Events and road shows are a great way to mark company milestones, launch new initiatives or signpost changes. When it all comes together on the day, it looks easy – but someone has to take care of the detail and ensure that people attend.
Ten Things You Should Do
- Agree the purpose. Have a clear objective and make sure everyone, especially those inside the company, know the reasons for the event.
- Research your audience. Know who you want to invite, why you want to invite them and what impression you want them to have when they leave.
- Plan. Begin planning the event at least six months ahead. This will give time for your guests to find space in their diaries and you to find the right venue, book caterers, florists, photographers, set contractors, AV, and so on.
- Think presentation. If the event is on your premises then bring the maintenance schedule forward, add a lick of paint, replace worn carpets, broken light bulbs, holed fencing, tired signage or anything that would reflect badly.
- Issue proper invitations. Many people will not RSVP. You will have to chase and chase again, then chase some more. Even when they promise to come you must still phone them again the week before to confirm attendance, details of travel, accommodation, chauffeuring arrangements.

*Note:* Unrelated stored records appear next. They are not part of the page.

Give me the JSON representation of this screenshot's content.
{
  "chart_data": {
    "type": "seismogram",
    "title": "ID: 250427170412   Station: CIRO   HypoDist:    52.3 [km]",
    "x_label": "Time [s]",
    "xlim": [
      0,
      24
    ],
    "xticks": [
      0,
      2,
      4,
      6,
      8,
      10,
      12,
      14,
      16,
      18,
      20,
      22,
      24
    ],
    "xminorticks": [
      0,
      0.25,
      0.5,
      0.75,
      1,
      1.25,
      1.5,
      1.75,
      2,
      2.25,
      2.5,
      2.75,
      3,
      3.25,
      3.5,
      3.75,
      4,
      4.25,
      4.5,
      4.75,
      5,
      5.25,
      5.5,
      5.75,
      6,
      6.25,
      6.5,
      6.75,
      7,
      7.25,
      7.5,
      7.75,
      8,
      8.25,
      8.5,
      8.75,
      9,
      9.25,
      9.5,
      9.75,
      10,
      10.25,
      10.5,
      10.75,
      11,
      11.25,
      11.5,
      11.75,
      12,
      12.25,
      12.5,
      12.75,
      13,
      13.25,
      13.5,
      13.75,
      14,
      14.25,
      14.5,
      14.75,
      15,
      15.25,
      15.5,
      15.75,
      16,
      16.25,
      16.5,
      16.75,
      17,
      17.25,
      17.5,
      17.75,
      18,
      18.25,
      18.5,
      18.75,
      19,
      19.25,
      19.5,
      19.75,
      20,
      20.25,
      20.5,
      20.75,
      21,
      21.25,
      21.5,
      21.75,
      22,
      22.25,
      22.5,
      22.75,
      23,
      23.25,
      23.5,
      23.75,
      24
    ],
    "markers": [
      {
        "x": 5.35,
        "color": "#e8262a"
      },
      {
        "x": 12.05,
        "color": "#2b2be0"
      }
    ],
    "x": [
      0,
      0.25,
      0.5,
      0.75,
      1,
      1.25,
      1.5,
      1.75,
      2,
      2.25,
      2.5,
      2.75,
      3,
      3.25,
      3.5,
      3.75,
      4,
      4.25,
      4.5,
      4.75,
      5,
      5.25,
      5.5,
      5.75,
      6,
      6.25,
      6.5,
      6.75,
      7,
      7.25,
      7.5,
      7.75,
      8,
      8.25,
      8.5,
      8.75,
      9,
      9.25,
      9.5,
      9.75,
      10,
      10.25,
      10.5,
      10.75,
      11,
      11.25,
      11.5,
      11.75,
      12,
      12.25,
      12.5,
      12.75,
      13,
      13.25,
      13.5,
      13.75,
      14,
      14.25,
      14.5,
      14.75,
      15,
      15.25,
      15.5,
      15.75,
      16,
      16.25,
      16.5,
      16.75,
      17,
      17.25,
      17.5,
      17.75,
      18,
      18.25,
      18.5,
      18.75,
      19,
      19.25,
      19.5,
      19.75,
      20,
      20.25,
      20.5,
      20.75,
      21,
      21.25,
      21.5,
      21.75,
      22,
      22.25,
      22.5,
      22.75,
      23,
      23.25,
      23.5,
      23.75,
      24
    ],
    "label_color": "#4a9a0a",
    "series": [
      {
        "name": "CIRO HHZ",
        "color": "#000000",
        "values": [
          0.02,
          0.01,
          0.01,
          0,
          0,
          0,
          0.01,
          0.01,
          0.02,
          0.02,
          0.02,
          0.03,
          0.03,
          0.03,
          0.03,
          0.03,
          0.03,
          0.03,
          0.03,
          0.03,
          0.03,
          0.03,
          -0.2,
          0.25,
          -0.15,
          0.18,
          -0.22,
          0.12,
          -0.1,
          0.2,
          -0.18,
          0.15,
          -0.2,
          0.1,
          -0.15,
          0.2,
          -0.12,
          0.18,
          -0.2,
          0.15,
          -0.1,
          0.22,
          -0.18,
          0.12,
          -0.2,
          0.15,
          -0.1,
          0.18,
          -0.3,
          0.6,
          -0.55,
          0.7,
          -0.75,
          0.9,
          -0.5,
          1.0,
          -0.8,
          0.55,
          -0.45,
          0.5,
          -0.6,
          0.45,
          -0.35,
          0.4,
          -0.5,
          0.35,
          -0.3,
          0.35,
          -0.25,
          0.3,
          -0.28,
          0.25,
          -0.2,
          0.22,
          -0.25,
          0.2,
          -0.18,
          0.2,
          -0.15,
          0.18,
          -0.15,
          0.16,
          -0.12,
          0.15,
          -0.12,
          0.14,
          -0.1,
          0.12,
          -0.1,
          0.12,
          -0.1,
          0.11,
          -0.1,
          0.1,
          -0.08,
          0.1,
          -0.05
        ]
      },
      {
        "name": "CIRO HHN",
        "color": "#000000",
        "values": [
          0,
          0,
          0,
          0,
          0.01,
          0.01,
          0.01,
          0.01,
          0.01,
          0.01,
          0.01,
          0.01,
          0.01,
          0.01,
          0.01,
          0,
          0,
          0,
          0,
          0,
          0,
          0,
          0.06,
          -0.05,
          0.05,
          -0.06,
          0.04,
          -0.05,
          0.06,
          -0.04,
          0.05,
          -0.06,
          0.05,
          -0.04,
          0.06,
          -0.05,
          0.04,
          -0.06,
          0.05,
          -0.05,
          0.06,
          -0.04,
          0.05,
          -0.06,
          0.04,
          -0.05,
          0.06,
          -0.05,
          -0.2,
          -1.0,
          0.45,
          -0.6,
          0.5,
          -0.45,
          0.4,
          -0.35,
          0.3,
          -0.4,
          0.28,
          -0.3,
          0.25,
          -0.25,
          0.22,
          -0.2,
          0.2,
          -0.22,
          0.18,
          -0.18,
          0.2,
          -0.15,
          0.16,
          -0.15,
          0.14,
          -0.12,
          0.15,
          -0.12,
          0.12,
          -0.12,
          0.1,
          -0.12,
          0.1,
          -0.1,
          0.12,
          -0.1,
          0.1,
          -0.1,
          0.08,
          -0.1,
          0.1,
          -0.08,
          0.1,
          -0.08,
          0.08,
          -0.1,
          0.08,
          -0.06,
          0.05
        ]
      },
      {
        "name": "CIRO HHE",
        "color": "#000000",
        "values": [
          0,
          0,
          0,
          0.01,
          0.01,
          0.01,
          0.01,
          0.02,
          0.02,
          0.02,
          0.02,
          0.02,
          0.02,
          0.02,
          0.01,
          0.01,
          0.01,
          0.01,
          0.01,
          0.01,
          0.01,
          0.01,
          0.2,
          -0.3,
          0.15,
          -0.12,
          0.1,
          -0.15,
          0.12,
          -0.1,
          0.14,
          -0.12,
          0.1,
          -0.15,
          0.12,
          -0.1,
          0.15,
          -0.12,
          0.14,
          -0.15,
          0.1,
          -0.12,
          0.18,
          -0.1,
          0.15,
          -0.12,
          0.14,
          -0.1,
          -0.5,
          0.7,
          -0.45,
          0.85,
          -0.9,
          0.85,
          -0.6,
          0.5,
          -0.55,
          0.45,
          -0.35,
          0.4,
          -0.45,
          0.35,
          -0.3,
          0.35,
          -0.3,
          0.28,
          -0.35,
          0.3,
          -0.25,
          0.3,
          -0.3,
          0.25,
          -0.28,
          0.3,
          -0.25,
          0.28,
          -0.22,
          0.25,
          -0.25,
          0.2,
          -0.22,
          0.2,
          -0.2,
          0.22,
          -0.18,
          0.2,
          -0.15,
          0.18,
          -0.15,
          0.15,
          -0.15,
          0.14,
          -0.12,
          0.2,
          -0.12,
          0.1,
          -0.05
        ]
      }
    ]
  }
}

- Assign escorts. On the day, all key guests should have an escort who will be an ambassador for the company, briefing guests, controlling what they see and ensuring that their needs are met.
- Consider timing. Allow time for guests to travel to and from the event. Where the press are attending, allow time for them to return to their base or provide facilities for them to file their report.
- Beware of sounds off stage – fans, tannoys, traffic noise, kitchen staff and so on. This can cause embarrassment, especially when the guest speaker is interrupted.
- Record the event. Digital photography and high definition camcorders are very affordable and forgiving in the hands of keen amateurs. If the budget will stretch bring in the professionals for top notch video and picture production. This will provide a wealth of visual materials for use on CD/DVD, memory sticks, web sites or other presentation media.
- Co-ordinate. If all this sounds like hard work, it is. A member of staff should be given responsibility for the arrangements, and relieved of other tasks while they do this. Alternatively, bring in an outside events organiser professional with experience.
Five Things You Should Not Do
- Don’t pick a day that clashes with national holidays. Everyone who isn’t away is probably covering the work load for someone who is.
- Don’t expect people to attend at short notice. Even if they say they ‘might come’, most people will not come and you will not have time to persuade them to attend.
- Don’t set up an event that clashes with another popular event. If the World Cup final is taking place or they are about to land a human on Mars for the first time, then all the effort you put into your event could be wasted. Research what else is going on. Pay particular attention to major events in your own industry too!
- Don’t assume the weather will be perfect. Have contingency plans for poor weather and sensible precautions like golf umbrellas on hand to escort people from the car park.
- Don’t give tacky gifts. Most people already have enough mugs, pens, memory sticks and key fobs. Mementoes should be memorable.